Lo sapete che questa estate ci sarà il Tour dei British & Irish Lions? Certo che si perchè i media danno tanta visibilità alla cosa che il rugby italiano manco se la sogna che sembra quasi basti venire da oltre Ventimiglia per ottenere gran risonanza.

Stiamo li a misurare i sospiri di O’Driscoll, le vicissitudini di O’Connel, quelle di Warburton e, per gli avversari, le delusioni di Quade Cooper. I British & Irish Lions, evento indiscutibilmente di altissimo livello e meraviglioso come tradizione (altrui),  sono però solo una scusa, un simbolo del rugby internazionale che voglio usare per raccontarci come molte altre questione più italiane non trovino un interesse sui media nemmeno paragonabile, non abbiano la stessa visibilità.

Sarebbe interessante aprire un bel dibattito su cosa accadrà del prossimo Campionato di Eccellenza con tre retrocessioni, o sul fatto che gli stranieri potranno essere “solo” quattro, sul progetto apertura che pare sarà cassato dopo solo un anno; potremmo anche parlare delle decisioni che non si sono ancora sentite ovvero su come rilanciare il nostro rugby, ripeto “nostro” casomai qualcuno pensasse che sia nostro quello di Tolone o dei Lions di cui sopra, in termini di spettatori e di risorse economiche. Non ci starebbe bene un bel dibattito sul numero di placcaggi in Eccellenza e sui metri percorsi per partita? Oppure siamo capaci di scuoterci solo se il nome comincia per O con l’apostrofo dopo?

Volete un altro tema interessante? E’ giusto che le due franchige  di Pro12 abbiano un riferimento territoriale?

Dai sospiri di Wilkinson al nostro rugby giocato il passo è così grande? E’ vero che le elezioni federali ci sono già state e pertanto trattare i temi più strettamente locali, specialmente con il Presidente che sembra essere ipoacusico, potrebbe risultare meno appetibile in termini di audience ma abdicare è brutta cosa. Parlo con amici del web e qualcuno dice che “certi non scrivono per timore di offendere tizio o caio” ma questa secondo me, è la solita storiella “del buono, del brutto e del cattivo” che non ha invece palcoscenico.

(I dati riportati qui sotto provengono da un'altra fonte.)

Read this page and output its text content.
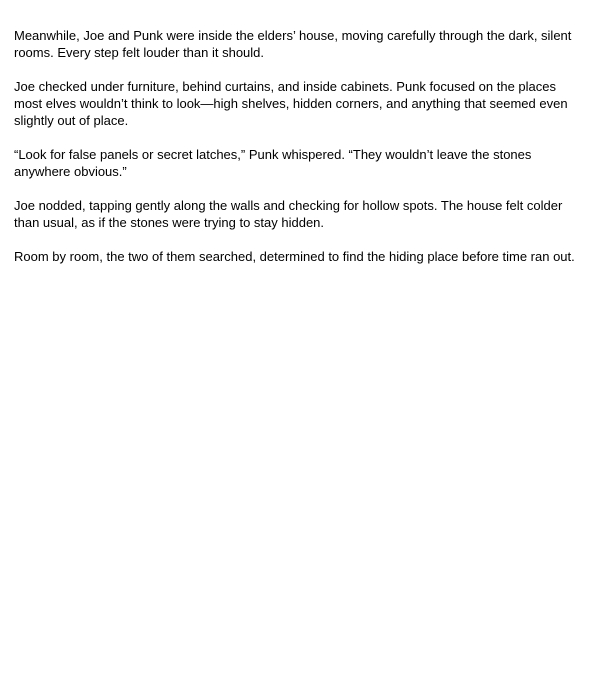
Meanwhile, Joe and Punk were inside the elders’ house, moving carefully through the dark, silent rooms. Every step felt louder than it should.

Joe checked under furniture, behind curtains, and inside cabinets. Punk focused on the places most elves wouldn’t think to look—high shelves, hidden corners, and anything that seemed even slightly out of place.

“Look for false panels or secret latches,” Punk whispered. “They wouldn’t leave the stones anywhere obvious.”

Joe nodded, tapping gently along the walls and checking for hollow spots. The house felt colder than usual, as if the stones were trying to stay hidden.

Room by room, the two of them searched, determined to find the hiding place before time ran out.
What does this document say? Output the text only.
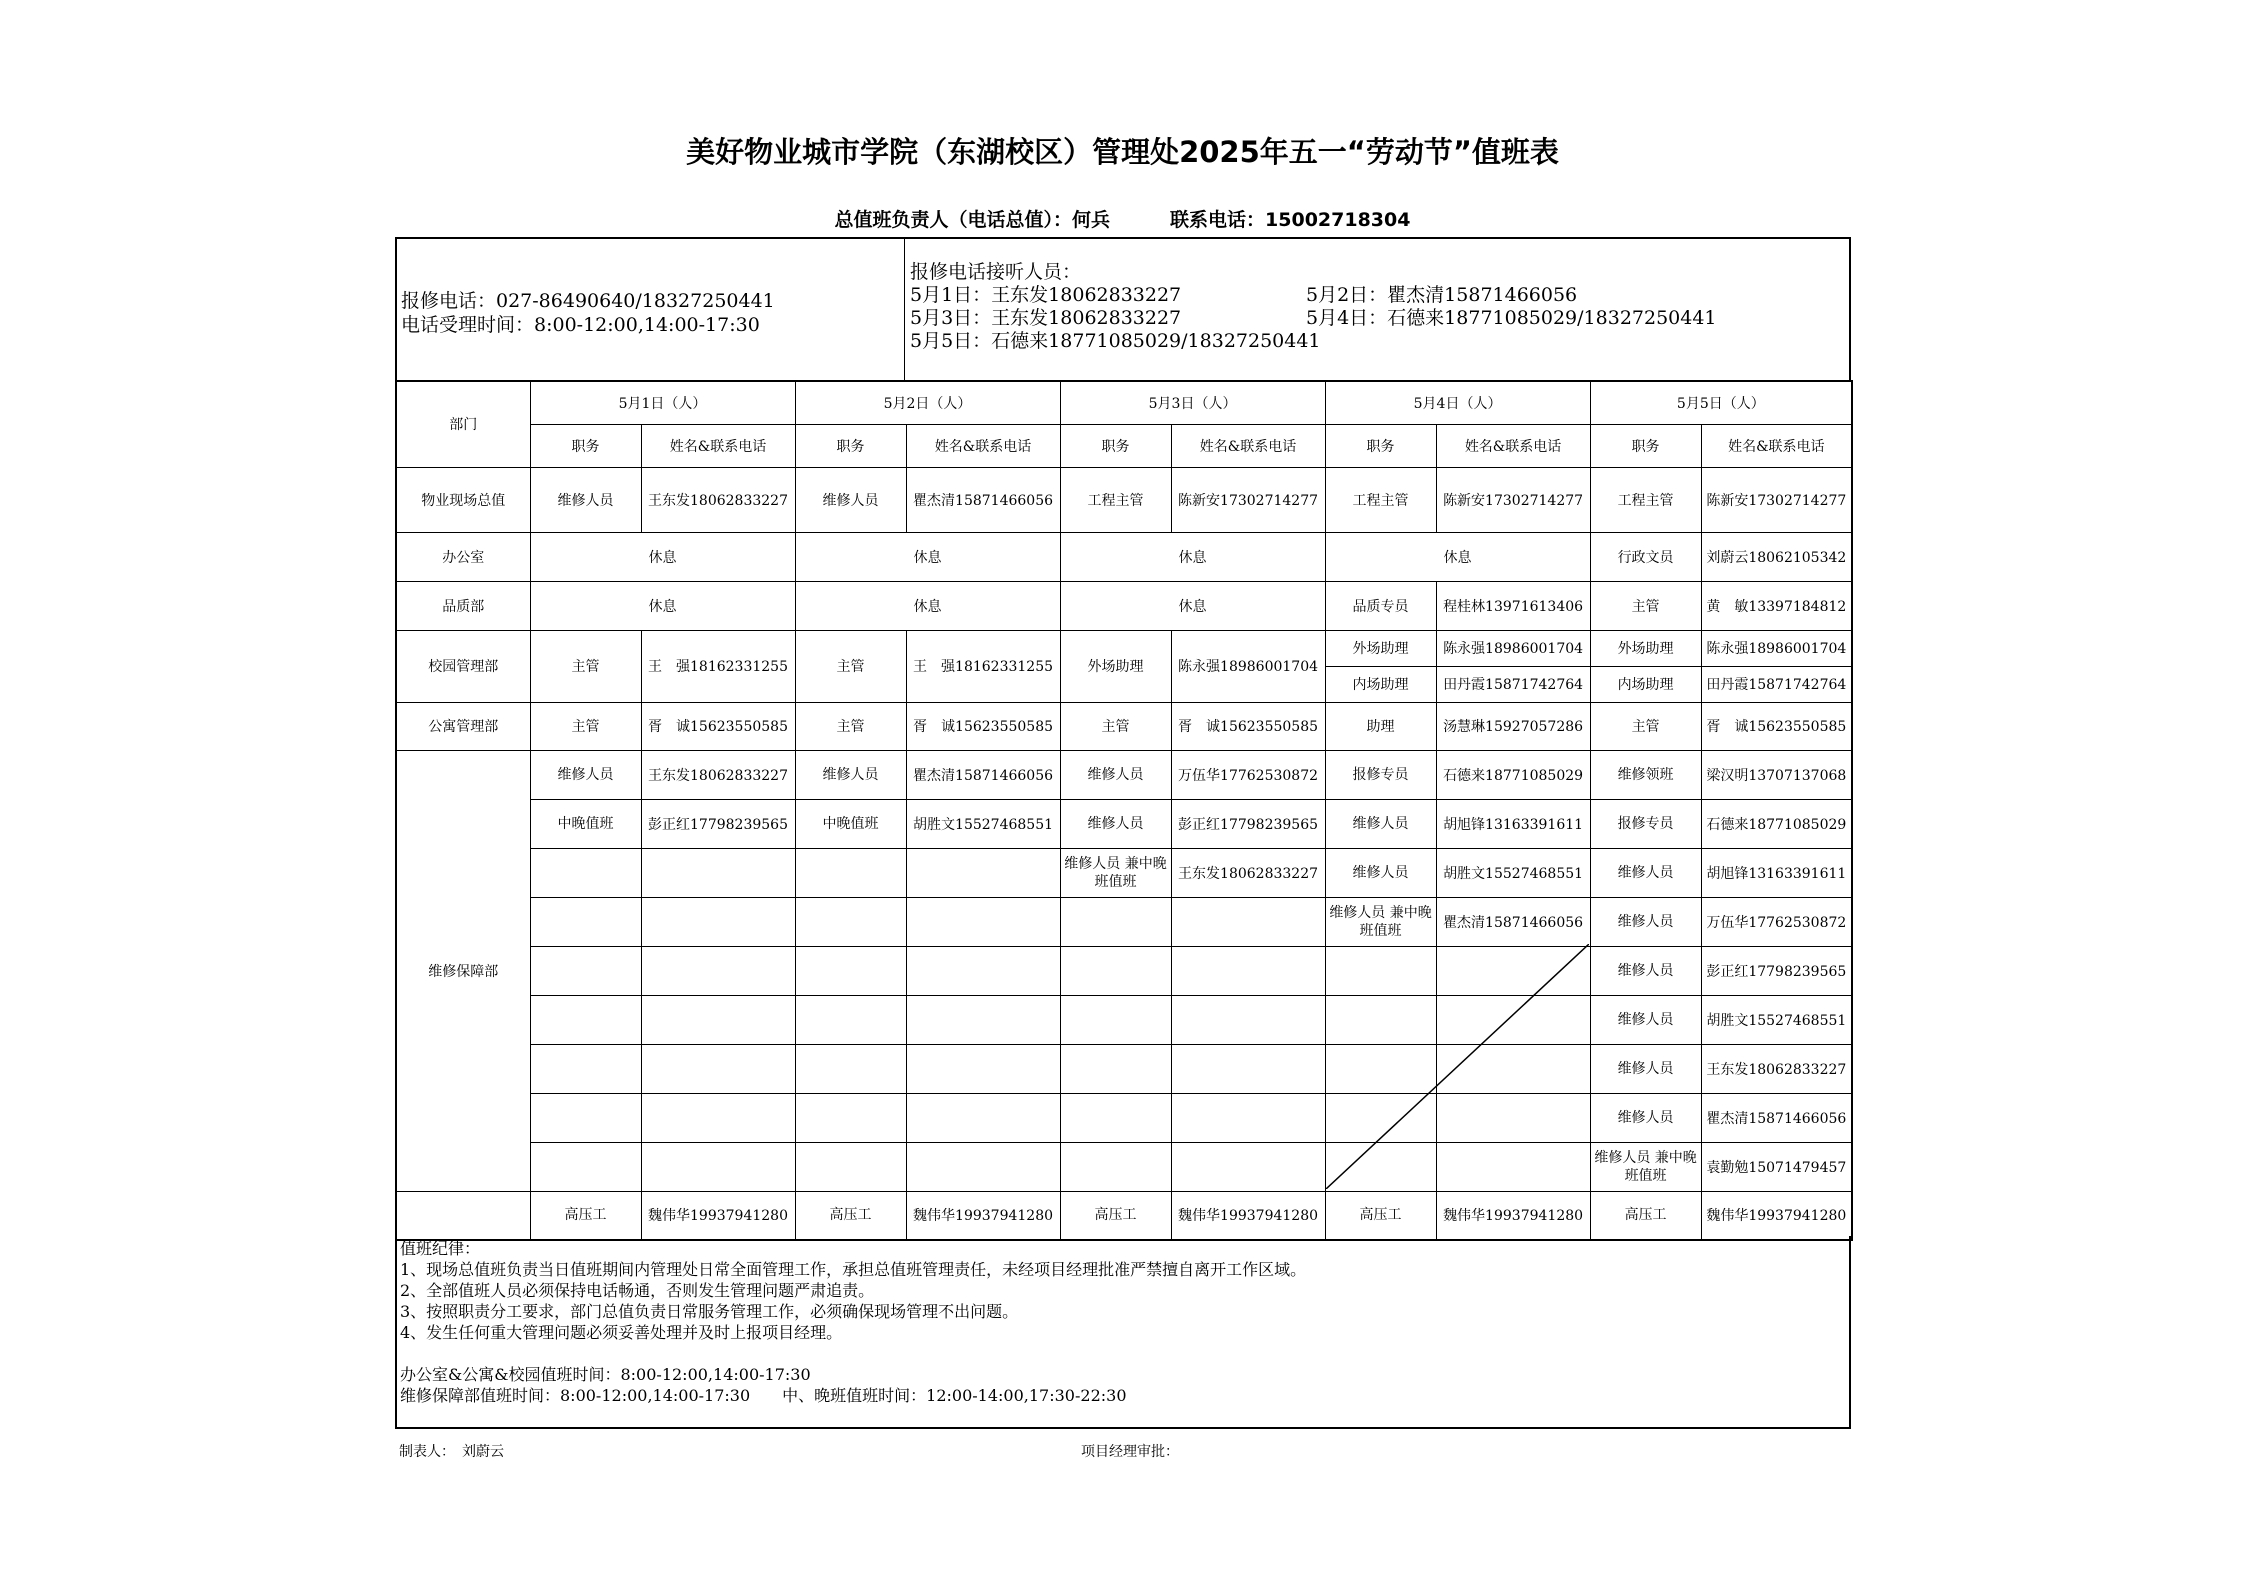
美好物业城市学院（东湖校区）管理处2025年五一“劳动节”值班表
总值班负责人（电话总值）：何兵	联系电话：15002718304
报修电话：027-86490640/18327250441
电话受理时间：8:00-12:00,14:00-17:30
报修电话接听人员：
5月1日：王东发18062833227	5月2日：瞿杰清15871466056
5月3日：王东发18062833227	5月4日：石德来18771085029/18327250441
5月5日：石德来18771085029/18327250441
部门	5月1日（人）		5月2日（人）		5月3日（人）		5月4日（人）		5月5日（人）	
	职务	姓名&联系电话	职务	姓名&联系电话	职务	姓名&联系电话	职务	姓名&联系电话	职务	姓名&联系电话
物业现场总值	维修人员	王东发18062833227	维修人员	瞿杰清15871466056	工程主管	陈新安17302714277	工程主管	陈新安17302714277	工程主管	陈新安17302714277
办公室	休息		休息		休息		休息		行政文员	刘蔚云18062105342
品质部	休息		休息		休息		品质专员	程桂林13971613406	主管	黄　敏13397184812
校园管理部	主管	王　强18162331255	主管	王　强18162331255	外场助理	陈永强18986001704	外场助理	陈永强18986001704	外场助理	陈永强18986001704
							内场助理	田丹霞15871742764	内场助理	田丹霞15871742764
公寓管理部	主管	胥　诚15623550585	主管	胥　诚15623550585	主管	胥　诚15623550585	助理	汤慧琳15927057286	主管	胥　诚15623550585
维修保障部	维修人员	王东发18062833227	维修人员	瞿杰清15871466056	维修人员	万伍华17762530872	报修专员	石德来18771085029	维修领班	梁汉明13707137068
	中晚值班	彭正红17798239565	中晚值班	胡胜文15527468551	维修人员	彭正红17798239565	维修人员	胡旭锋13163391611	报修专员	石德来18771085029
					维修人员 兼中晚班值班	王东发18062833227	维修人员	胡胜文15527468551	维修人员	胡旭锋13163391611
							维修人员 兼中晚班值班	瞿杰清15871466056	维修人员	万伍华17762530872
									维修人员	彭正红17798239565
									维修人员	胡胜文15527468551
									维修人员	王东发18062833227
									维修人员	瞿杰清15871466056
									维修人员 兼中晚班值班	袁勤勉15071479457
	高压工	魏伟华19937941280	高压工	魏伟华19937941280	高压工	魏伟华19937941280	高压工	魏伟华19937941280	高压工	魏伟华19937941280
值班纪律：
1、现场总值班负责当日值班期间内管理处日常全面管理工作，承担总值班管理责任，未经项目经理批准严禁擅自离开工作区域。
2、全部值班人员必须保持电话畅通，否则发生管理问题严肃追责。
3、按照职责分工要求，部门总值负责日常服务管理工作，必须确保现场管理不出问题。
4、发生任何重大管理问题必须妥善处理并及时上报项目经理。
办公室&公寓&校园值班时间：8:00-12:00,14:00-17:30
维修保障部值班时间：8:00-12:00,14:00-17:30　　中、晚班值班时间：12:00-14:00,17:30-22:30
制表人：　刘蔚云	项目经理审批：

Ritengo purtroppo che manchi la cultura del rugby come fatto italiano e nessuno vuole seriamente mettersi in campo per darci una spinta, gli stessi  media hanno per le mani il rugby come un fatto “straniero”, un po’ lo sport degli altri, del resto stereotipi come la birra o la partita al pub non sono certo cose da Stivale, noi vi  conviviamo sognando un domani di portare tutti le basette di Griffen o i ricci di qualche maori. Una notizia, vi fosse sfuggita, neanche il calcio è nato in Italia.

La cultura del rugby come fenomeno italiano deve invece nascere da noi, bello il claim FIR che dice “Rugby passione italianaforse sarebbe il caso lo mettessimo poi in pratica, ne facessimo un progetto ambizioso e diffuso, un “progetto media” che faccia parlare di più del nostro rugby e dei suoi problemi, ecco una nuova occupazione che la FIR dovrebbe prendere in considerazione. Un giorno l’Italia ovale sarà costretta ad ammettere che siamo il primo paese al mondo per il suo vino non per la birra e che una partita con un negroamaro o un prosecco, o un lambrusco con il culatello, è una partita stupenda.